February 7, 2015 by Renee
It’s been a while since I posted here on The Edge. I apologize. I was busy circling the poor me drain and wallowing in misery and self-doubt. But it’s okay. I’m over it now. Well, mostly. I’ll explain.
I’m not an organized person. I don’t make plans too far ahead, because if they change, I get loopy, and if you walked into my house, you’d probably think, “Well, this is a tad chaotic.” However, there is a very definite order to everything I do. Others might not see it, but it’s there. I don’t like change or unpredictability. They make me itchy, and when things suddenly veer off the course I’ve set for them in my head, I fly off the rails a little bit.
This is why I don’t like unannounced visitors. Those always put a wrench into my day, even when I’m doing nothing. I don’t make major decisions without a lot of hand-wringing. I don’t change jobs or move to a new place without first pausing to think about all of my options. Funny I’d choose a career path that forces me to deal with a roller coaster of changes and unpredictable moments, eh? Perhaps I’m also a masochist.

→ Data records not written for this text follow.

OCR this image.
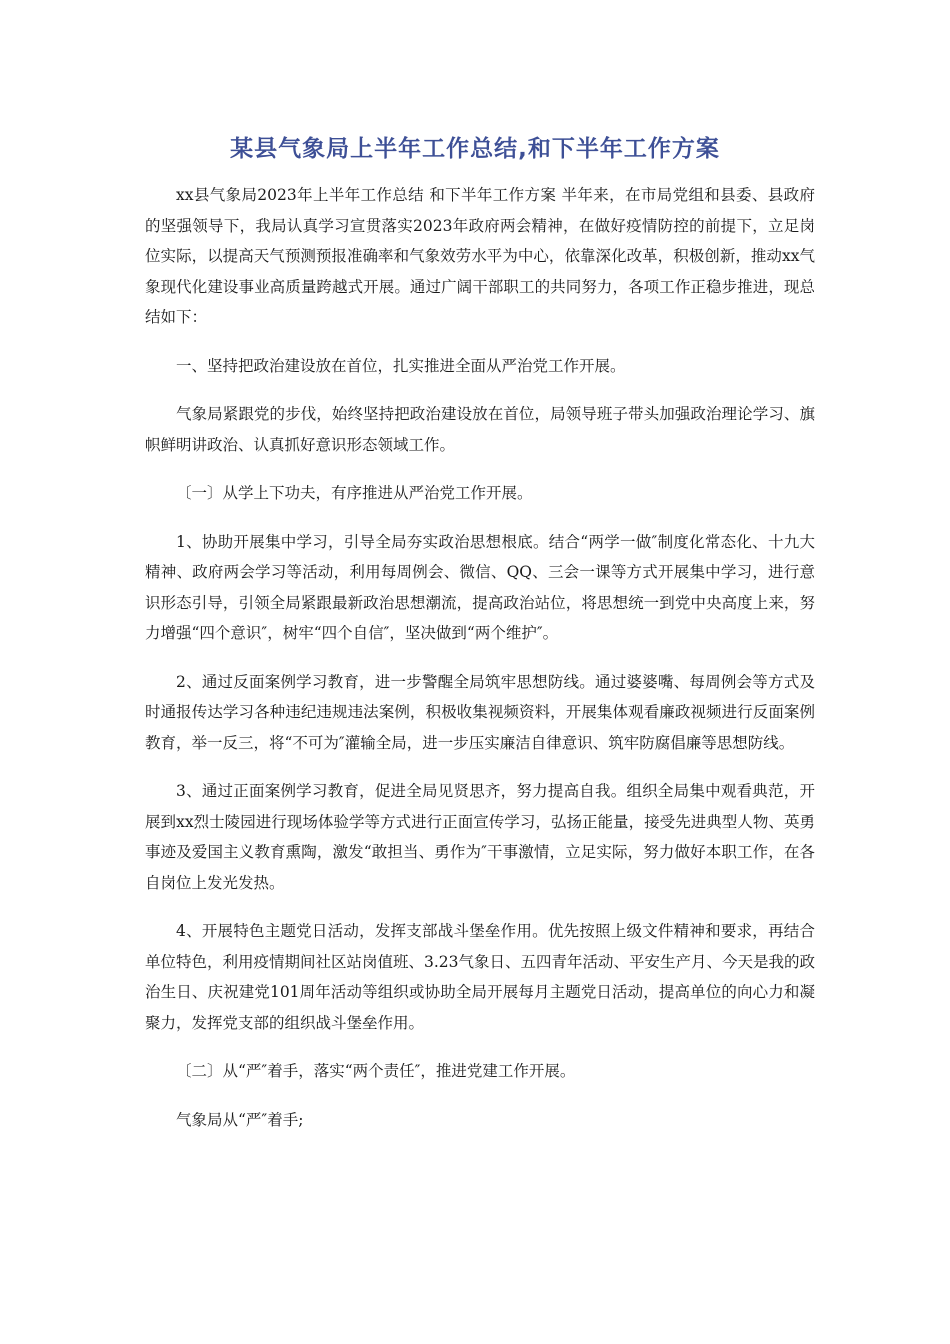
某县气象局上半年工作总结,和下半年工作方案

xx县气象局2023年上半年工作总结 和下半年工作方案 半年来，在市局党组和县委、县政府的坚强领导下，我局认真学习宣贯落实2023年政府两会精神，在做好疫情防控的前提下，立足岗位实际，以提高天气预测预报准确率和气象效劳水平为中心，依靠深化改革，积极创新，推动xx气象现代化建设事业高质量跨越式开展。通过广阔干部职工的共同努力，各项工作正稳步推进，现总结如下：

一、坚持把政治建设放在首位，扎实推进全面从严治党工作开展。

气象局紧跟党的步伐，始终坚持把政治建设放在首位，局领导班子带头加强政治理论学习、旗帜鲜明讲政治、认真抓好意识形态领域工作。

〔一〕从学上下功夫，有序推进从严治党工作开展。

1、协助开展集中学习，引导全局夯实政治思想根底。结合“两学一做″制度化常态化、十九大精神、政府两会学习等活动，利用每周例会、微信、QQ、三会一课等方式开展集中学习，进行意识形态引导，引领全局紧跟最新政治思想潮流，提高政治站位，将思想统一到党中央高度上来，努力增强“四个意识″，树牢“四个自信″，坚决做到“两个维护″。

2、通过反面案例学习教育，进一步警醒全局筑牢思想防线。通过婆婆嘴、每周例会等方式及时通报传达学习各种违纪违规违法案例，积极收集视频资料，开展集体观看廉政视频进行反面案例教育，举一反三，将“不可为″灌输全局，进一步压实廉洁自律意识、筑牢防腐倡廉等思想防线。

3、通过正面案例学习教育，促进全局见贤思齐，努力提高自我。组织全局集中观看典范，开展到xx烈士陵园进行现场体验学等方式进行正面宣传学习，弘扬正能量，接受先进典型人物、英勇事迹及爱国主义教育熏陶，激发“敢担当、勇作为″干事激情，立足实际，努力做好本职工作，在各自岗位上发光发热。

4、开展特色主题党日活动，发挥支部战斗堡垒作用。优先按照上级文件精神和要求，再结合单位特色，利用疫情期间社区站岗值班、3.23气象日、五四青年活动、平安生产月、今天是我的政治生日、庆祝建党101周年活动等组织或协助全局开展每月主题党日活动，提高单位的向心力和凝聚力，发挥党支部的组织战斗堡垒作用。

〔二〕从“严″着手，落实“两个责任″，推进党建工作开展。

气象局从“严″着手;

When I went into publishing, my first goal was to do it “right.” Find an agent or a small publisher and be professional about the whole deal. I plugged away at this for about five years before I even considered publishing myself. When I did consider it, I did so for about a year before taking the plunge.
Here’s something I don’t think I’ve ever said: I did not want to be an Indie author.

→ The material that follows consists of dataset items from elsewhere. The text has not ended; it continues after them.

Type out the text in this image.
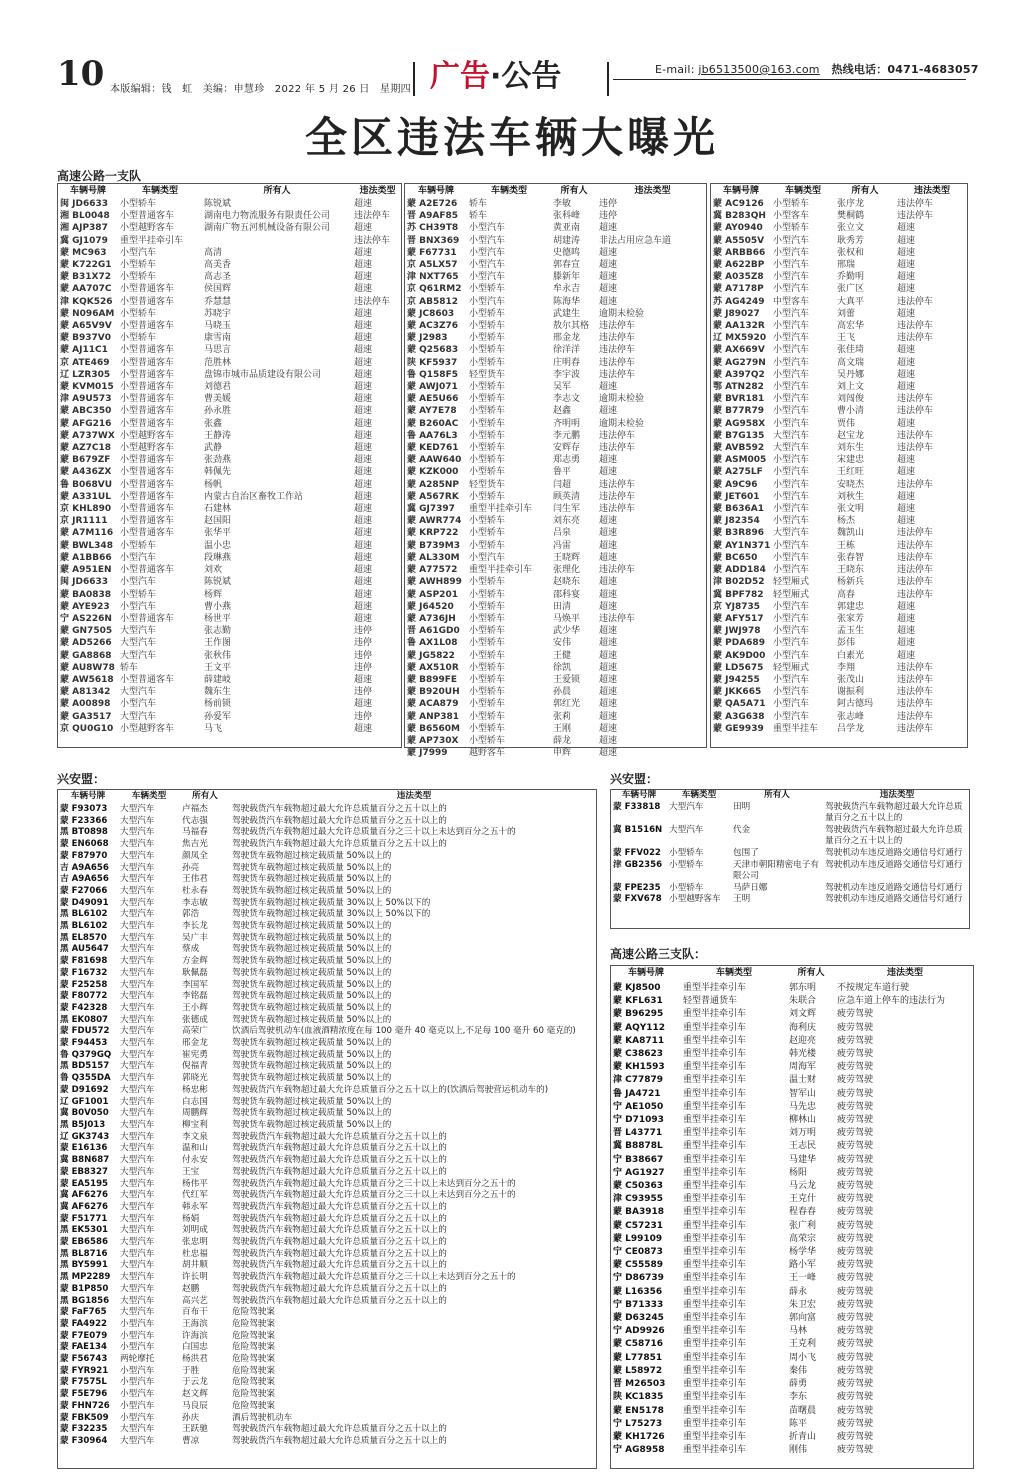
10 本版编辑：钱　虹　美编：申慧珍　2022 年 5 月 26 日　星期四 广告·公告	E-mail: jb6513500@163.com 热线电话：0471-4683057
全区违法车辆大曝光
高速公路一支队
车辆号牌	车辆类型	所有人	违法类型
闽 JD6633	小型轿车	陈锐斌	超速
湘 BL0048	小型普通客车	湖南电力物流服务有限责任公司	违法停车
湘 AJP387	小型越野客车	湖南广物五河机械设备有限公司	超速
冀 GJ1079	重型半挂牵引车		违法停车
蒙 MC963	小型汽车	高清	超速
蒙 K722G1	小型轿车	高美香	超速
蒙 B31X72	小型轿车	高志圣	超速
蒙 AA707C	小型普通客车	侯国辉	超速
津 KQK526	小型普通客车	乔慧慧	违法停车
蒙 N096AM	小型轿车	苏晓宇	超速
蒙 A65V9V	小型普通客车	马晓玉	超速
蒙 B937V0	小型轿车	康雪南	超速
蒙 AJ11C1	小型普通客车	马思言	超速
京 ATE469	小型普通客车	范胜林	超速
辽 LZR305	小型普通客车	盘锦市城市品质建设有限公司	超速
蒙 KVM015	小型普通客车	刘德君	超速
津 A9U573	小型普通客车	曹美媛	超速
蒙 ABC350	小型普通客车	孙永胜	超速
蒙 AFG216	小型普通客车	张鑫	超速
蒙 A737WX	小型越野客车	王静涛	超速
蒙 AZ7C18	小型越野客车	武静	超速
蒙 B679ZF	小型普通客车	张劲燕	超速
蒙 A436ZX	小型普通客车	韩佩先	超速
鲁 B068VU	小型普通客车	杨帆	超速
蒙 A331UL	小型普通客车	内蒙古自治区畜牧工作站	超速
京 KHL890	小型普通客车	石建林	超速
京 JR1111	小型普通客车	赵国阳	超速
蒙 A7M116	小型普通客车	张华平	超速
蒙 BWL348	小型轿车	温小忠	超速
蒙 A1BB66	小型汽车	段琳燕	超速
蒙 A951EN	小型普通客车	刘欢	超速
闽 JD6633	小型汽车	陈锐斌	超速
蒙 BA0838	小型轿车	杨辉	超速
蒙 AYE923	小型汽车	曹小燕	超速
宁 AS226N	小型普通客车	杨世平	超速
蒙 GN7505	大型汽车	张志勤	违停
蒙 AD5266	大型汽车	王作图	违停
蒙 GA8868	大型汽车	张秋伟	违停
蒙 AU8W78	轿车	王文平	违停
蒙 AW5618	小型普通客车	薛建岐	超速
蒙 A81342	大型汽车	魏东生	违停
蒙 A00898	小型汽车	杨前锁	超速
蒙 GA3517	大型汽车	孙爱军	违停
京 QU0G10	小型越野客车	马飞	超速
车辆号牌	车辆类型	所有人	违法类型
蒙 A2E726	轿车	李敏	违停
晋 A9AF85	轿车	张科峰	违停
苏 CH39T8	小型汽车	黄亚南	超速
晋 BNX369	小型汽车	胡建涛	非法占用应急车道
蒙 F67731	小型汽车	史德鸣	超速
京 A5LX57	小型汽车	郭春宣	超速
津 NXT765	小型汽车	滕新年	超速
京 Q61RM2	小型轿车	牟永吉	超速
京 AB5812	小型汽车	陈海华	超速
蒙 JC8603	小型轿车	武建生	逾期未检验
蒙 AC3Z76	小型轿车	敖尔其格	违法停车
蒙 J2983	小型轿车	邢金龙	违法停车
蒙 Q25683	小型轿车	徐洋洋	违法停车
陕 KF5937	小型轿车	庄明春	违法停车
鲁 Q158F5	轻型货车	李宇波	违法停车
蒙 AWJ071	小型轿车	吴军	超速
蒙 AE5U66	小型轿车	李志文	逾期未检验
蒙 AY7E78	小型轿车	赵鑫	超速
蒙 B260AC	小型轿车	齐明明	逾期未检验
鲁 AA76L3	小型轿车	李元鹏	违法停车
蒙 KED761	小型轿车	安辉存	违法停车
蒙 AAW640	小型轿车	郑志勇	超速
蒙 KZK000	小型轿车	鲁平	超速
蒙 A285NP	轻型货车	闫超	违法停车
蒙 A567RK	小型轿车	顾英清	违法停车
冀 GJ7397	重型半挂牵引车	闫生军	违法停车
蒙 AWR774	小型轿车	刘东亮	超速
蒙 KRP722	小型轿车	吕泉	超速
蒙 B739M3	小型轿车	冯雷	超速
蒙 AL330M	小型汽车	王晓辉	超速
蒙 A77572	重型半挂牵引车	张理化	违法停车
蒙 AWH899	小型轿车	赵晓东	超速
蒙 ASP201	小型轿车	邵科宴	超速
蒙 J64520	小型轿车	田清	超速
蒙 A736JH	小型轿车	马焕平	违法停车
晋 A61GD0	小型轿车	武少华	超速
鲁 AX1L08	小型轿车	安伟	超速
蒙 JG5822	小型轿车	王健	超速
蒙 AX510R	小型轿车	徐凯	超速
蒙 B899FE	小型轿车	王爱锁	超速
蒙 B920UH	小型轿车	孙晨	超速
蒙 ACA879	小型轿车	郭红光	超速
蒙 ANP381	小型轿车	张莉	超速
蒙 B6560M	小型轿车	王刚	超速
蒙 AP730X	小型轿车	薛龙	超速
蒙 J7999	越野客车	申辉	超速
车辆号牌	车辆类型	所有人	违法类型
蒙 AC9126	小型轿车	张序龙	违法停车
冀 B283QH	小型客车	樊桐鹤	违法停车
蒙 AY0940	小型轿车	张立文	超速
蒙 A5505V	小型汽车	耿秀芳	超速
蒙 ARBB66	小型汽车	张权和	超速
蒙 A622BP	小型汽车	邢瑞	超速
蒙 A035Z8	小型汽车	乔勤明	超速
蒙 A7178P	小型汽车	张广区	超速
苏 AG4249	中型客车	大真平	违法停车
蒙 J89027	小型汽车	刘蕾	超速
蒙 AA132R	小型汽车	高宏华	违法停车
辽 MX5920	小型汽车	王飞	违法停车
蒙 AX669V	小型汽车	张佳琦	超速
蒙 AG279N	小型汽车	高文瑞	超速
蒙 A397Q2	小型汽车	吴丹娜	超速
鄂 ATN282	小型汽车	刘上文	超速
蒙 BVR181	小型汽车	刘闯俊	违法停车
蒙 B77R79	小型汽车	曹小清	违法停车
蒙 AG958X	小型汽车	贾伟	超速
蒙 B7G135	大型汽车	赵宝龙	违法停车
蒙 AVB592	大型汽车	刘东生	违法停车
蒙 ASM005	小型汽车	宋建忠	超速
蒙 A275LF	小型汽车	王红旺	超速
蒙 A9C96	小型汽车	安晓杰	违法停车
蒙 JET601	小型汽车	刘秋生	超速
蒙 B636A1	小型汽车	张文明	超速
蒙 J82354	小型汽车	杨杰	超速
蒙 B3R896	大型汽车	魏凯山	违法停车
蒙 AY1N371	小型汽车	王栋	违法停车
蒙 BC650	小型汽车	张春智	违法停车
蒙 ADD184	小型汽车	王晓东	违法停车
津 B02D52	轻型厢式	杨新兵	违法停车
冀 BPF782	轻型厢式	高春	违法停车
京 YJ8735	小型汽车	郭建忠	超速
蒙 AFY517	小型汽车	张家芳	超速
蒙 JWJ978	小型汽车	孟玉生	超速
蒙 PDA689	小型汽车	彭伟	超速
蒙 AK9D00	小型汽车	白素光	超速
蒙 LD5675	轻型厢式	李翔	违法停车
蒙 J94255	小型汽车	张茂山	违法停车
蒙 JKK665	小型汽车	谢振利	违法停车
蒙 QA5A71	小型汽车	阿古德玛	违法停车
蒙 A3G638	小型汽车	张志峰	违法停车
蒙 GE9939	重型半挂车	吕学龙	违法停车
兴安盟：
车辆号牌	车辆类型	所有人	违法类型
蒙 F93073	大型汽车	卢福杰	驾驶载货汽车载物超过最大允许总质量百分之五十以上的
蒙 F23366	大型汽车	代志强	驾驶载货汽车载物超过最大允许总质量百分之五十以上的
黑 BT0898	大型汽车	马福春	驾驶载货汽车载物超过最大允许总质量百分之三十以上未达到百分之五十的
蒙 EN6068	大型汽车	焦吉光	驾驶载货汽车载物超过最大允许总质量百分之五十以上的
蒙 F87970	大型汽车	颜凤全	驾驶货车载物超过核定载质量 50%以上的
吉 A9A656	大型汽车	孙亮	驾驶货车载物超过核定载质量 50%以上的
吉 A9A656	大型汽车	王伟君	驾驶货车载物超过核定载质量 50%以上的
蒙 F27066	大型汽车	杜永春	驾驶货车载物超过核定载质量 50%以上的
蒙 D49091	大型汽车	李志敏	驾驶货车载物超过核定载质量 30%以上 50%以下的
黑 BL6102	大型汽车	郭浩	驾驶货车载物超过核定载质量 30%以上 50%以下的
黑 BL6102	大型汽车	李长龙	驾驶货车载物超过核定载质量 50%以上的
黑 EL8570	大型汽车	吴广丰	驾驶货车载物超过核定载质量 50%以上的
黑 AU5647	大型汽车	蔡成	驾驶货车载物超过核定载质量 50%以上的
蒙 F81698	大型汽车	方金辉	驾驶货车载物超过核定载质量 50%以上的
蒙 F16732	大型汽车	耿佩磊	驾驶货车载物超过核定载质量 50%以上的
蒙 F25258	大型汽车	李国军	驾驶货车载物超过核定载质量 50%以上的
蒙 F80772	大型汽车	李铭磊	驾驶货车载物超过核定载质量 50%以上的
蒙 F42328	大型汽车	王小辉	驾驶货车载物超过核定载质量 50%以上的
黑 EK0807	大型汽车	张德成	驾驶货车载物超过核定载质量 50%以上的
蒙 FDU572	大型汽车	高荣广	饮酒后驾驶机动车(血液酒精浓度在每 100 毫升 40 毫克以上,不足每 100 毫升 60 毫克的)
蒙 F94453	大型汽车	邢金龙	驾驶货车载物超过核定载质量 50%以上的
鲁 Q379GQ	大型汽车	崔宪勇	驾驶货车载物超过核定载质量 50%以上的
黑 BD5157	大型汽车	倪福青	驾驶货车载物超过核定载质量 50%以上的
鲁 Q355DA	大型汽车	郭晓光	驾驶货车载物超过核定载质量 50%以上的
蒙 D91692	大型汽车	杨忠彬	驾驶载货汽车载物超过最大允许总质量百分之五十以上的(饮酒后驾驶营运机动车的)
辽 GF1001	大型汽车	白志国	驾驶货车载物超过核定载质量 50%以上的
冀 B0V050	大型汽车	周鹏辉	驾驶货车载物超过核定载质量 50%以上的
黑 B5J013	大型汽车	柳宝利	驾驶货车载物超过核定载质量 50%以上的
辽 GK3743	大型汽车	李文泉	驾驶载货汽车载物超过最大允许总质量百分之五十以上的
蒙 E16136	大型汽车	温和山	驾驶载货汽车载物超过最大允许总质量百分之五十以上的
冀 B8N687	大型汽车	付永安	驾驶载货汽车载物超过最大允许总质量百分之五十以上的
蒙 EB8327	大型汽车	王宝	驾驶载货汽车载物超过最大允许总质量百分之五十以上的
蒙 EA5195	大型汽车	杨伟平	驾驶载货汽车载物超过最大允许总质量百分之三十以上未达到百分之五十的
冀 AF6276	大型汽车	代红军	驾驶载货汽车载物超过最大允许总质量百分之三十以上未达到百分之五十的
冀 AF6276	大型汽车	韩永军	驾驶载货汽车载物超过最大允许总质量百分之五十以上的
蒙 F51771	大型汽车	杨娟	驾驶载货汽车载物超过最大允许总质量百分之五十以上的
黑 EK5301	大型汽车	刘明成	驾驶载货汽车载物超过最大允许总质量百分之五十以上的
蒙 EB6586	大型汽车	张忠明	驾驶载货汽车载物超过最大允许总质量百分之五十以上的
黑 BL8716	大型汽车	杜忠福	驾驶载货汽车载物超过最大允许总质量百分之五十以上的
黑 BY5991	大型汽车	胡井顺	驾驶载货汽车载物超过最大允许总质量百分之五十以上的
黑 MP2289	大型汽车	许长明	驾驶载货汽车载物超过最大允许总质量百分之三十以上未达到百分之五十的
蒙 B1P850	大型汽车	赵鹏	驾驶载货汽车载物超过最大允许总质量百分之五十以上的
黑 BG1856	大型汽车	高兴艺	驾驶载货汽车载物超过最大允许总质量百分之五十以上的
蒙 FaF765	大型汽车	百布干	危险驾驶案
蒙 FA4922	小型汽车	王海滨	危险驾驶案
蒙 F7E079	小型汽车	许海滨	危险驾驶案
蒙 FAE134	小型汽车	白国忠	危险驾驶案
蒙 F56743	两轮摩托	杨洪君	危险驾驶案
蒙 FYR921	小型汽车	于胜	危险驾驶案
蒙 F7575L	小型汽车	于云龙	危险驾驶案
蒙 F5E796	小型汽车	赵文辉	危险驾驶案
蒙 FHN726	小型汽车	马良辰	危险驾驶案
蒙 FBK509	小型汽车	孙庆	酒后驾驶机动车
蒙 F32235	大型汽车	王跃驰	驾驶载货汽车载物超过最大允许总质量百分之五十以上的
蒙 F30964	大型汽车	曹凉	驾驶载货汽车载物超过最大允许总质量百分之五十以上的
兴安盟：
车辆号牌	车辆类型	所有人	违法类型
蒙 F33818	大型汽车	田明	驾驶载货汽车载物超过最大允许总质量百分之五十以上的
冀 B1516N	大型汽车	代金	驾驶载货汽车载物超过最大允许总质量百分之五十以上的
蒙 FFV022	小型轿车	包围了	驾驶机动车违反道路交通信号灯通行
津 GB2356	小型轿车	天津市朝阳精密电子有限公司	驾驶机动车违反道路交通信号灯通行
蒙 FPE235	小型轿车	马萨日娜	驾驶机动车违反道路交通信号灯通行
蒙 FXV678	小型越野客车	王明	驾驶机动车违反道路交通信号灯通行
高速公路三支队：
车辆号牌	车辆类型	所有人	违法类型
蒙 KJ8500	重型半挂牵引车	郭东明	不按规定车道行驶
蒙 KFL631	轻型普通货车	朱联合	应急车道上停车的违法行为
蒙 B96295	重型半挂牵引车	刘文辉	疲劳驾驶
蒙 AQY112	重型半挂牵引车	海利庆	疲劳驾驶
蒙 KA8711	重型半挂牵引车	赵迎亮	疲劳驾驶
蒙 C38623	重型半挂牵引车	韩光楼	疲劳驾驶
蒙 KH1593	重型半挂牵引车	周海军	疲劳驾驶
津 C77879	重型半挂牵引车	温士财	疲劳驾驶
鲁 JA4721	重型半挂牵引车	智军山	疲劳驾驶
宁 AE1050	重型半挂牵引车	马先忠	疲劳驾驶
宁 D71093	重型半挂牵引车	柳林山	疲劳驾驶
晋 L43771	重型半挂牵引车	刘万明	疲劳驾驶
冀 B8878L	重型半挂牵引车	王志民	疲劳驾驶
宁 B38667	重型半挂牵引车	马建华	疲劳驾驶
宁 AG1927	重型半挂牵引车	杨阳	疲劳驾驶
蒙 C50363	重型半挂牵引车	马云龙	疲劳驾驶
津 C93955	重型半挂牵引车	王克什	疲劳驾驶
蒙 BA3918	重型半挂牵引车	程春春	疲劳驾驶
蒙 C57231	重型半挂牵引车	张广利	疲劳驾驶
蒙 L99109	重型半挂牵引车	高荣宗	疲劳驾驶
宁 CE0873	重型半挂牵引车	杨学华	疲劳驾驶
蒙 C55589	重型半挂牵引车	路小军	疲劳驾驶
宁 D86739	重型半挂牵引车	王一峰	疲劳驾驶
蒙 L16356	重型半挂牵引车	薛永	疲劳驾驶
宁 B71333	重型半挂牵引车	朱卫宏	疲劳驾驶
蒙 D63245	重型半挂牵引车	郭向富	疲劳驾驶
宁 AD9926	重型半挂牵引车	马林	疲劳驾驶
蒙 C58716	重型半挂牵引车	王克利	疲劳驾驶
蒙 L77851	重型半挂牵引车	周小飞	疲劳驾驶
蒙 L58972	重型半挂牵引车	秦伟	疲劳驾驶
晋 M26503	重型半挂牵引车	薛勇	疲劳驾驶
陕 KC1835	重型半挂牵引车	李东	疲劳驾驶
蒙 EN5178	重型半挂牵引车	苗曙晨	疲劳驾驶
宁 L75273	重型半挂牵引车	陈平	疲劳驾驶
蒙 KH1726	重型半挂牵引车	折青山	疲劳驾驶
宁 AG8958	重型半挂牵引车	刚伟	疲劳驾驶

I know, this is shocking to some of you, but it’s the truth. I wanted to be taken seriously, and in my eyes, that meant the respectability of a publisher had to stand behind my books.
Of course, I know that’s not true now. Okay, so it does help, but a publisher is not the be-all and end-all of a writing career. You can do this shit alone, and you can be extremely successful at it. My books, while not making me millions (or even thousands) or climbing up the bestseller lists, have done well, and still do reasonably well.
As I published my first couple of books, I still queried agents and publishers, because I decided hybrid was the ideal type of author to be. You get the boost of a publisher’s loyal readers to help push your Indie titles along, and you get the freedom of Indie publishing to release whatever the hell you want. I got a few nibbles from traditional publishers, but the contracts weren’t right. Correction: they weren’t anywhere near fair. So I turned them down. I can’t even tell you how hard it is for an author to turn a contract down. Even if it sucks, a small part of you whispers, “But what if you never get a second chance?” You have to smother that little bastard or you’ll go crazy.
Anyway, then, I got the “big” bite. I was elated when the first book in my gods series was signed by a small, but respected press. I was over the moon when book two and book three were signed late last year.
I had the next couple of years mapped out in terms of my books and publishing. It was going to be awesome. 2015 was going to be the year of great things for me.
Well, it turns out, not so many great things have happened so far.
I’m not sure if I’m “allowed” to share this, but the letter I received didn’t say I couldn’t, so here we are. The publisher that signed my books is closing down. My books’ rights will revert back to me on March 31st and it will be like the publisher never existed. To say I feel blindsided by this development would be an understatement, but if I’m honest, I’ve wondered several times in the past few months if something was up. I won’t get into the details, but tiny clues had my hackles rising before Lucky’s release. Now, I see why.
Anyway, when I got the email, at first I was all,
And then I quickly shifted into,
So where do I go from here? I’ll admit, there were tears. Sad, angry, frustrated, even hopeless tears. I’m a bit of a drama queen, so there was also a little, “Why can’t I catch a fucking break?” and “I quit. I’m done.” Maybe a little,
I’m sure there will be more later, but for right now, I’ve stood up, dusted myself off, and (with the help of certain friends) I will focus on bigger and better. The reality is I have caught a few breaks. I have been lucky. I’ve met fantastic people, I have supportive and loyal readers and friends, and my books are selling, even if I have taken a couple of steps back with this publisher fiasco.
And you know what? Self-publishing has never let me down. So there’s that.
There is never any certainty in publishing. Hell, there’s never certainty anywhere. Your plans will always change, and shit’s always going to go bad at some point. You will work and work without reward, and sometimes, even when you do achieve success, something will come along to rip that shiny feeling of achievement right out of you. I sound pessimistic, but I’m not. This is just reality. The secret to being happy instead of cutting your wrists is to move forward. Say “Fuck it” and find another way, a different goal, a new focus.
2015 can still be the year of great things. I will re-release Lucky myself, and I will follow soon after with the second, third and fourth books. However, before that, I’ll be publishing Sex, Peanuts, Fangs and Fur: A Practical Guide for Invading Canada (the plan is to publish in March). Watch for it. This one’s a fun ride.